Audio By Carbonatix
President of the Association of Ghana Industries (AGI) has called for a united national front in response to the 10% tariff imposed by the United States on Ghanaian exports.
Dr. Humphrey Ayim-Darke stressed that this is no time for isolated or reactionary decisions but for “collective engagement” involving government, industry, and regional partners.
Speaking on Joy News’ PM Express Business Edition on Thursday, April 10, he stated the need for Ghana to respond strategically, rather than emotionally, to the unfolding development, which threatens to undermine the country’s already fragile export earnings and fiscal stability.
“We don’t have to be issuing statements that might bring ripples into the system,” he cautioned. “It is still an unfolding event—we are studying it and the dynamism it comes with.”
While a 90-day pause in implementing the new U.S. tariff regime has provided some breathing room, the AGI president stressed that this window must be used wisely.
“But for the 90-day pause, we would have been in a higher anxiety. But for now, we are taking the opportunity to consult—engaging government and our counterparts.”
In this regard, he called for a holistic national approach.
“It will be useful if the country does some form of collective engagement. We need collective engagement,” he said, underscoring that the consequences of inaction or disjointed responses could ripple across sectors, from trade to inflation to monetary policy.
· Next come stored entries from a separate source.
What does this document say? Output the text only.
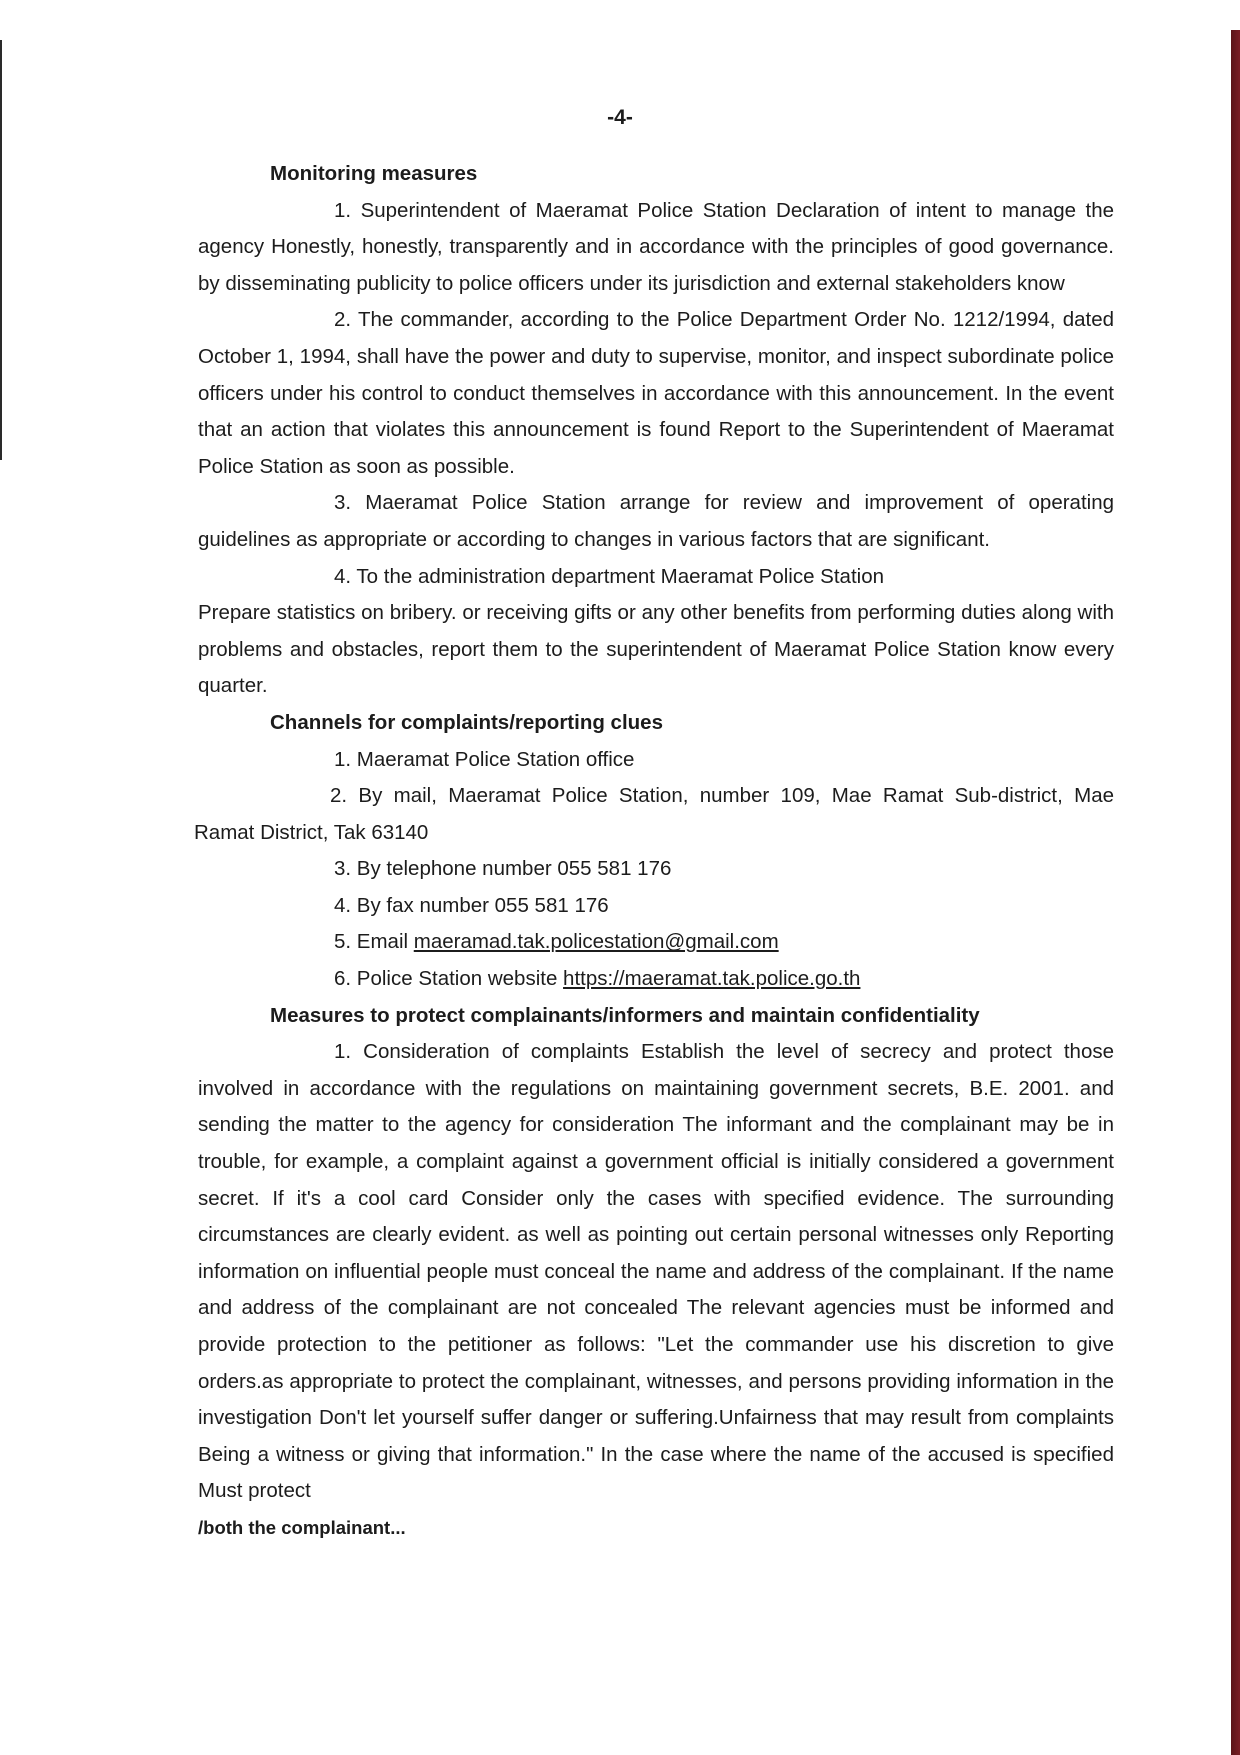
-4-

Monitoring measures

1. Superintendent of Maeramat Police Station Declaration of intent to manage the agency Honestly, honestly, transparently and in accordance with the principles of good governance. by disseminating publicity to police officers under its jurisdiction and external stakeholders know

2. The commander, according to the Police Department Order No. 1212/1994, dated October 1, 1994, shall have the power and duty to supervise, monitor, and inspect subordinate police officers under his control to conduct themselves in accordance with this announcement. In the event that an action that violates this announcement is found Report to the Superintendent of Maeramat Police Station as soon as possible.

3. Maeramat Police Station arrange for review and improvement of operating guidelines as appropriate or according to changes in various factors that are significant.

4. To the administration department Maeramat Police Station

Prepare statistics on bribery. or receiving gifts or any other benefits from performing duties along with problems and obstacles, report them to the superintendent of Maeramat Police Station know every quarter.

Channels for complaints/reporting clues

1. Maeramat Police Station office

2. By mail, Maeramat Police Station, number 109, Mae Ramat Sub-district, Mae Ramat District, Tak 63140

3. By telephone number 055 581 176

4. By fax number 055 581 176

5. Email maeramad.tak.policestation@gmail.com

6. Police Station website https://maeramat.tak.police.go.th

Measures to protect complainants/informers and maintain confidentiality

1. Consideration of complaints Establish the level of secrecy and protect those involved in accordance with the regulations on maintaining government secrets, B.E. 2001. and sending the matter to the agency for consideration The informant and the complainant may be in trouble, for example, a complaint against a government official is initially considered a government secret. If it's a cool card Consider only the cases with specified evidence. The surrounding circumstances are clearly evident. as well as pointing out certain personal witnesses only Reporting information on influential people must conceal the name and address of the complainant. If the name and address of the complainant are not concealed The relevant agencies must be informed and provide protection to the petitioner as follows: "Let the commander use his discretion to give orders.as appropriate to protect the complainant, witnesses, and persons providing information in the investigation Don't let yourself suffer danger or suffering.Unfairness that may result from complaints Being a witness or giving that information." In the case where the name of the accused is specified Must protect

/both the complainant...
Dr. Ayim-Darke did not mince words about what’s at stake.
“The Finance Minister knows that if he doesn’t get it right, he’ll have a tough time balancing his books, getting his revenue, getting domestic revenue, which is largely based upon imports,” he said.
“Significantly, about 50% of domestic revenue comes from the ports, and these are largely imports, and then from exports as well, which are from the cocoa.”
But the cocoa sector has already taken hits.
“Unfortunately, we know we had a cocoa drop by virtue of the events of the galamsey and the cocoa export,” he said.
“Leave that of the crude oil aside.”
Dr. Ayim-Darke warned that if the government fails to stabilise export markets like cocoa, the ripple effects will touch every aspect of Ghana’s economy.
“Are you worried about the uncertainty and the impact on fiscal and revenue as well? Oh yes, because it has a ripple effect,” he said.
“If you’re not getting enough domestic build, you slap more monetary policies on us, and it will trigger the policy rate, lending rates. And the cycle continues—and it has a consequential effect on the U.S. dollar as well, which is a medium of trading.”
He also expressed concern about disparities in how Ghana and its West African neighbor, Côte d’Ivoire, are being treated under the U.S. tariff regime.
“That is why we are also concerned about the disparity between the tariffs on Ghana and Ivory Coast,” he said.
“We are together seeking to harmonize our total cocoa export and the benefits to the farmers. Now, within 10, they are being 14.”
This, he warned, could create long-term trade distortions.
“So what will be the impact on our trade? When we think that, oh, we have a 10%—it’s good for us? Look, once today you are happy, the next time, it will all catch up with you.”
Dr. Ayim-Darke also raised alarms about the indirect effects of the tariffs, including potential inflation in the United States and its knock-on effect on remittances to Ghana.
“Remittances have become part of our inflows,” he noted.
“If the inflationary rate hits the U.S. by virtue of the tariffs on cocoa or chocolate or other products, and the consumers’ disposable income is reduced, how much remittances will come to your family? And that will affect government too.”
His conclusion was clear: Ghana cannot afford to look at this crisis in isolation. “You cannot look at this in isolation,” he warned.
“We need to be concerned with looking at the macro picture and the micro picture.”